Analysis

Lawmaker’s ‘gotcha’ bill requiring fathers to support children from conception didn’t go as planned

fathers

Oklahoma State Representative Forrest Bennett introduced a bill last week mandating that fathers be held financially responsible for the preborn children they help to create. But after a flood of pro-lifers cheered the bill — and abortion advocates expressed outrage — Bennett quickly walked it back and withdrew the entire thing.

On Twitter, Bennett first announced the bill, which was seemingly created as an intended “gotcha!” moment for the pro-life movement. “This week I filed HB3129, which codifies that a father’s financial responsibility to his baby & their mom begins at conception,” he wrote. “If Oklahoma is going to restrict a woman’s right to choose, we sure better make sure the man involved can’t just walk away from his responsibility.”

As the Daily Wire pointed out, the idea received resounding support… from pro-lifers.

In an interview with KOCO News, Bennett explained the idea for the bill also had come from a personal place.

“This came from a conversation with a friend of mine,” he said. “The first time she got pregnant, she found out that the baby was going to be special needs child. She didn’t walk away from her pregnancy, but her partner did. It always stuck with me that she said, I wasn’t able to walk away from this, but he was.”

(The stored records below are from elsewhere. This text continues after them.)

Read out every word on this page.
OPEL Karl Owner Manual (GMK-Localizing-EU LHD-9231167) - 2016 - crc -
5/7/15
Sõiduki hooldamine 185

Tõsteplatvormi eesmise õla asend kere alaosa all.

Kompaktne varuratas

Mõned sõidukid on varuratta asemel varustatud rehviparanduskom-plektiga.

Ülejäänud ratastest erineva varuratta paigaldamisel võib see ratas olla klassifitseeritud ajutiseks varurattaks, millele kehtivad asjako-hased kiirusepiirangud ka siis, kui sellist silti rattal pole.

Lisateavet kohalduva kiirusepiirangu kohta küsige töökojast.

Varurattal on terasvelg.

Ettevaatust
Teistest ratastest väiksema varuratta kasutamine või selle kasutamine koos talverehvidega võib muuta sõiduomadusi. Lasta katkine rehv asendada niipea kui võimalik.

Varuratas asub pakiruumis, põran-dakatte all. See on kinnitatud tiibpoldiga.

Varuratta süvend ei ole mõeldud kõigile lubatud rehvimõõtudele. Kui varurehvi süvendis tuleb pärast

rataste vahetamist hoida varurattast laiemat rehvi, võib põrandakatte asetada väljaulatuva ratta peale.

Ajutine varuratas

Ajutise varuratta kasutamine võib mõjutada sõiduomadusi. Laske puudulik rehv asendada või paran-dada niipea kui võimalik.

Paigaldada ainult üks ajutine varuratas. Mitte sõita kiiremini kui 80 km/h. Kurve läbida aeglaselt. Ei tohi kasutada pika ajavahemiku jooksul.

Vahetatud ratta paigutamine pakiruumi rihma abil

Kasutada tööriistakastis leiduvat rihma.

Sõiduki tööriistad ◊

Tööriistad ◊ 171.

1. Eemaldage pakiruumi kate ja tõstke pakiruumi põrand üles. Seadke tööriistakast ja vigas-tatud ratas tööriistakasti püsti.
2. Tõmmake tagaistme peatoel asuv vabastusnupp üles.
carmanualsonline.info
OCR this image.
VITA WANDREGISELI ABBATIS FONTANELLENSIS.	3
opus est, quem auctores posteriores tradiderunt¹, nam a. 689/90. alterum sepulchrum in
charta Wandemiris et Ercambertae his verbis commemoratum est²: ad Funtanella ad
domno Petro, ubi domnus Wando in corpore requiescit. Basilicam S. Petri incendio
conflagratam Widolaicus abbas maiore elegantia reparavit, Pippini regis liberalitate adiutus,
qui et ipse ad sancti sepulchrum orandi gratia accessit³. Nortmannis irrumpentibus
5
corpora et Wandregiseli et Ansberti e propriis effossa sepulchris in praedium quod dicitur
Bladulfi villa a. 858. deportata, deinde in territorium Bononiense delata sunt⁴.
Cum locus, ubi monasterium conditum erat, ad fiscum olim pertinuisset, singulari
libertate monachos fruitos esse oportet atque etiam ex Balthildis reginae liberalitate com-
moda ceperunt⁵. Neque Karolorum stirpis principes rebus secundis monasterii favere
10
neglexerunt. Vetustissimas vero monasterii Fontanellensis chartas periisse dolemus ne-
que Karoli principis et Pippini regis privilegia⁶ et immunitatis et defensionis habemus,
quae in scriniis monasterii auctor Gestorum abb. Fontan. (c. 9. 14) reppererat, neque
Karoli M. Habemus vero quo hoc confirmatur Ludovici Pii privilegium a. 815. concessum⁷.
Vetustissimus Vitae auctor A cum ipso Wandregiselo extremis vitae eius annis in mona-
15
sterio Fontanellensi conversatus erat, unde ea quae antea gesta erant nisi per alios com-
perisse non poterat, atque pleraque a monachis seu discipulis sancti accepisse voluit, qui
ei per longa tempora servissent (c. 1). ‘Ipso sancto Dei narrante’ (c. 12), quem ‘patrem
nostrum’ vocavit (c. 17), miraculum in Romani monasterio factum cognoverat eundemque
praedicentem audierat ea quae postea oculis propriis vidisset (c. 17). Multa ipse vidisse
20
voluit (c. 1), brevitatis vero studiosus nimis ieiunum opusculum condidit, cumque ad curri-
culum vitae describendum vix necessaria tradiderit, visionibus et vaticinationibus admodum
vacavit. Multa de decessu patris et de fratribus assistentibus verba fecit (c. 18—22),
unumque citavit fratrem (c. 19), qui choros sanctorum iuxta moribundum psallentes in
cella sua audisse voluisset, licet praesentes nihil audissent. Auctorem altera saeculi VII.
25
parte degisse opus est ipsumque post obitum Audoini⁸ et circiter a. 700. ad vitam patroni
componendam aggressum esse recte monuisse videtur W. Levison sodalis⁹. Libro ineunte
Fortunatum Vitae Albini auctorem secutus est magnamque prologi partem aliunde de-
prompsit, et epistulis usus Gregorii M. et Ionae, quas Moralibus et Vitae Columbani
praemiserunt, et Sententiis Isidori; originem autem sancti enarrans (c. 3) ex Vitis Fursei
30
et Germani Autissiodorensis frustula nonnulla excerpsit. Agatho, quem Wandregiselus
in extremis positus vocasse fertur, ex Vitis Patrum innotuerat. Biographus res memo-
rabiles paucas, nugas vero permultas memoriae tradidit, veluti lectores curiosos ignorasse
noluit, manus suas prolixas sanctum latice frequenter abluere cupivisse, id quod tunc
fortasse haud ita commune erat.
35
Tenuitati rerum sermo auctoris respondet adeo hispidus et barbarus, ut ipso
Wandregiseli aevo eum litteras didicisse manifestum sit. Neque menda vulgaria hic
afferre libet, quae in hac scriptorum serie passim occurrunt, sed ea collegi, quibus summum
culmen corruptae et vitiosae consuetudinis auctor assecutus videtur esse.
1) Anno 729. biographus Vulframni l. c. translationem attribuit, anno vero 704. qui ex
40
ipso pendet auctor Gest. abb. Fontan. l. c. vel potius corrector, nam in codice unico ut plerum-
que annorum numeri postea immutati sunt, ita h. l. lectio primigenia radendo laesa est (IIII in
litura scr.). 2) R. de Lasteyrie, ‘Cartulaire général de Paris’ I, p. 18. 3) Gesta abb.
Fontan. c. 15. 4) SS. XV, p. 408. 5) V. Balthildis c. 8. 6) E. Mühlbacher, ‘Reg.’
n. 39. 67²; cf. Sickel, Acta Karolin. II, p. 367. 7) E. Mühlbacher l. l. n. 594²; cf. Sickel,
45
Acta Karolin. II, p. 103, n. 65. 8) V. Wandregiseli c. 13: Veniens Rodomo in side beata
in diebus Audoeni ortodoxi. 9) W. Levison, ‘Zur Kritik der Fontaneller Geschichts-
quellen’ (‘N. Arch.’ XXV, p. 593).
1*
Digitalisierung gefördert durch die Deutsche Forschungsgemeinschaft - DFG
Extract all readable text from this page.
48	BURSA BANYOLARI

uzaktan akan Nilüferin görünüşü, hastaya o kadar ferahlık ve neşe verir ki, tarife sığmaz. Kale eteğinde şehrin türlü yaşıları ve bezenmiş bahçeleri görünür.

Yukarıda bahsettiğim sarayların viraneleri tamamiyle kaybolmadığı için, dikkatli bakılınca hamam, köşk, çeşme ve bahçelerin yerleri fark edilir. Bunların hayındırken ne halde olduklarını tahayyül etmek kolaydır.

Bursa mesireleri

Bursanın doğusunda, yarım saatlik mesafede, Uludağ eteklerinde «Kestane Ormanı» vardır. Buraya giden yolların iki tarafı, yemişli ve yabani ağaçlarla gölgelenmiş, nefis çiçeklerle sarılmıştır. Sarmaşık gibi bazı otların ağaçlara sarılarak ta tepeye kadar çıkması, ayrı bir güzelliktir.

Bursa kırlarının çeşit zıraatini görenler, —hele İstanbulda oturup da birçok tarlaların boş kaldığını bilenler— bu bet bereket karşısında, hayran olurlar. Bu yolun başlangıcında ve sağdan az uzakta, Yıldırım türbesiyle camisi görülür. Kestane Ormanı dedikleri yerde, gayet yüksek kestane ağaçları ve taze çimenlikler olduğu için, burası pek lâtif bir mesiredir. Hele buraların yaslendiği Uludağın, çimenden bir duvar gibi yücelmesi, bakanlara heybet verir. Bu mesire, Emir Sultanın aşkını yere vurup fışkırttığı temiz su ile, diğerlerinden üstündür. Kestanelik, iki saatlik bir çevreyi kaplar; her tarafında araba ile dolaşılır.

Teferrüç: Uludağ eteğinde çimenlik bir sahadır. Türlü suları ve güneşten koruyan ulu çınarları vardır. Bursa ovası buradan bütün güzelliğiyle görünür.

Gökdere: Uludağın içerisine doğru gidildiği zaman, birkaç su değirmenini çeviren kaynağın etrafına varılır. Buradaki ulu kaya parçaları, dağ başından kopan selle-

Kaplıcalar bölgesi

READ: Oklahoma bill will give women resources and support during unplanned pregnancies

It should be noted that “walking away” from a child by killing him or her in an abortion is neither justice nor equality.

Abortion advocates, however, quickly began expressing their anger over the bill, insisting that this would somehow serve to hurt women and minorities, and was problematic for its use of “gendered language.” So rather than stick to his idea, which could have actually helped women (in a pro-life way), Bennett abandoned it. In a long series of tweets, he placed criticism on the people who reacted to his idea for not engaging as he expected.

“Well this has been fun. I appreciate those who understood the message behind this & those who provided sincere constructive feedback & pointed out serious issues with practical application,” he began, adding, “Let me get this out of the way: obviously I’m not moving forward with this bill as written. I’m glad many of you understood the idea but it clearly needs work. So to actual constituents of mine like @realmartypeercy who requested that I go back to the drawing board, I hear you. … Twitter isn’t the place to try to point out that, *IF* this state outlaws abortion and *IF* it tries to define life as beginning at conception, it owes its people the kind of policy that supports & helps babies & parents, not just policies that force birth. But I tried to anyway.”

He concluded that his language “hurt the cause instead of helping it” — the cause being abortion, of course — and apologized again.

Bennett’s idea is not unheard of. A Utah bill was passed last year that requires fathers to pay for half of the mother’s medical expenses during pregnancy. In the Utah bill, signed into law by the governor, the mother is not required to ask for funding, but can if she chooses to. And as with Bennett’s idea, the notion was criticized by the abortion industry and its supporters. It’s further proof that, though abortion supporters claim to be champions for women, their real — and only — priority is abortion, above all else.